Paulo Nataniel, por sua vez, confessa não ter sido fácil nos primeiros dias, devido à especifici­dade do trabalho.

“Não é fácil ver dejectos alheios. Só mesmo a necessidad­e de sustentar as nossas famílias nos leva a fazer isso”, sublinhou.

Paulo Nataniel contou que, certa vez, enquanto limpava a fossa de uma casa, um dos membros da família decidiu usar a sanita.

“Se não estivesse atento, o dejecto cairia todo por cima de mim”, lembrou. Neste dia, continuou, ponderou colocar um ponto final naquele trabalho. “Não foi fácil”, acentuou.

Miguel Ricardo dedica-se à limpeza da casa de banho de uma instituiçã­o comercial no centro da cidade. Disse estar nisso há nove meses. Contou que muitos usuários do espaço não o respeitam, apesar de ser a pessoa que garante a higiene do lugar que eles utilizam.

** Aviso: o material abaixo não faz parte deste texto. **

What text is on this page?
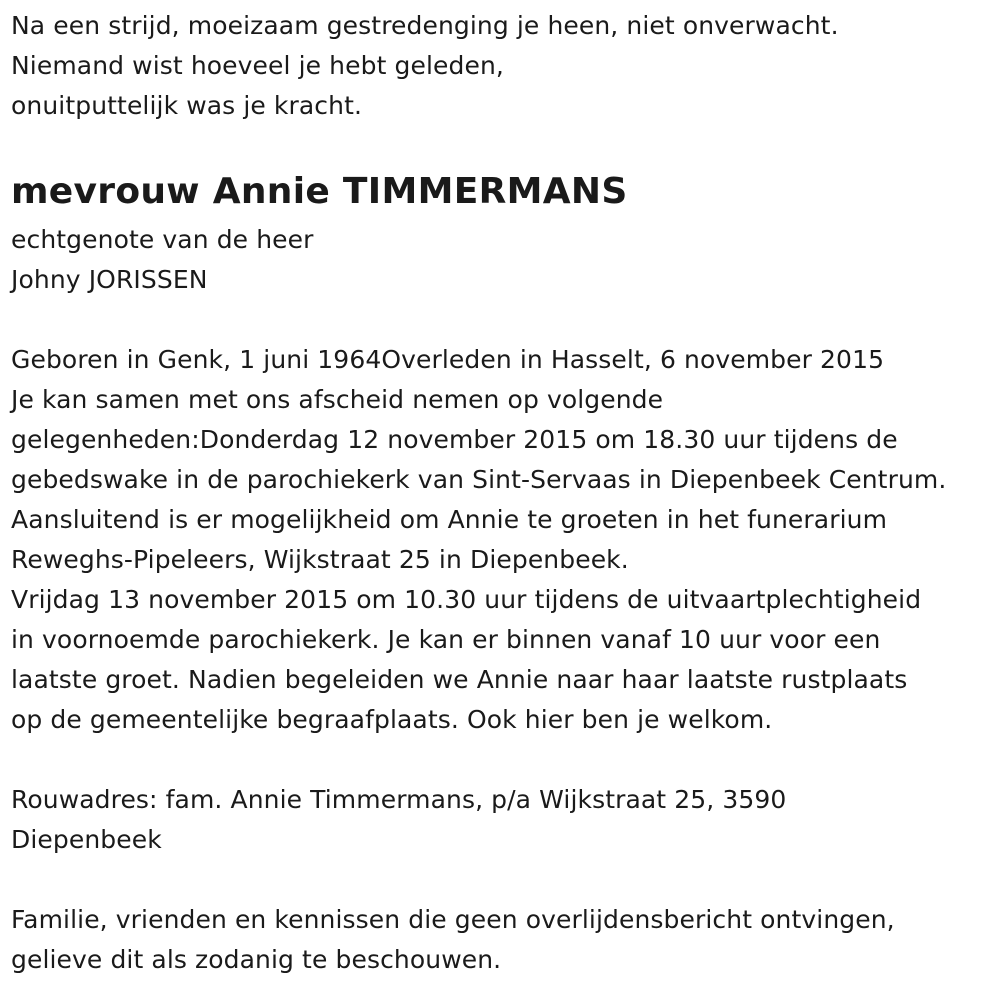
Na een strijd, moeizaam gestredenging je heen, niet onverwacht.
Niemand wist hoeveel je hebt geleden,
onuitputtelijk was je kracht.
mevrouw Annie TIMMERMANS
echtgenote van de heer
Johny JORISSEN
Geboren in Genk, 1 juni 1964Overleden in Hasselt, 6 november 2015
Je kan samen met ons afscheid nemen op volgende
gelegenheden:Donderdag 12 november 2015 om 18.30 uur tijdens de
gebedswake in de parochiekerk van Sint-Servaas in Diepenbeek Centrum.
Aansluitend is er mogelijkheid om Annie te groeten in het funerarium
Reweghs-Pipeleers, Wijkstraat 25 in Diepenbeek.
Vrijdag 13 november 2015 om 10.30 uur tijdens de uitvaartplechtigheid
in voornoemde parochiekerk. Je kan er binnen vanaf 10 uur voor een
laatste groet. Nadien begeleiden we Annie naar haar laatste rustplaats
op de gemeentelijke begraafplaats. Ook hier ben je welkom.
Rouwadres: fam. Annie Timmermans, p/a Wijkstraat 25, 3590
Diepenbeek
Familie, vrienden en kennissen die geen overlijdensbericht ontvingen,
gelieve dit als zodanig te beschouwen.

“Há pessoas que entram aqui e não se preocupam, sequer, em oferecer um bom dia. É como se eu fosse invisível”, lamentou.

Como agravante, salientou, há muita gente que faz uso das casas de banho e não coloca água, tarefa que depois acaba por sobrar para eles.

“É uma autêntica falta de respeito. Apesar de trabalhar nessa área, também merecemos ser respeitado­s”, frisou.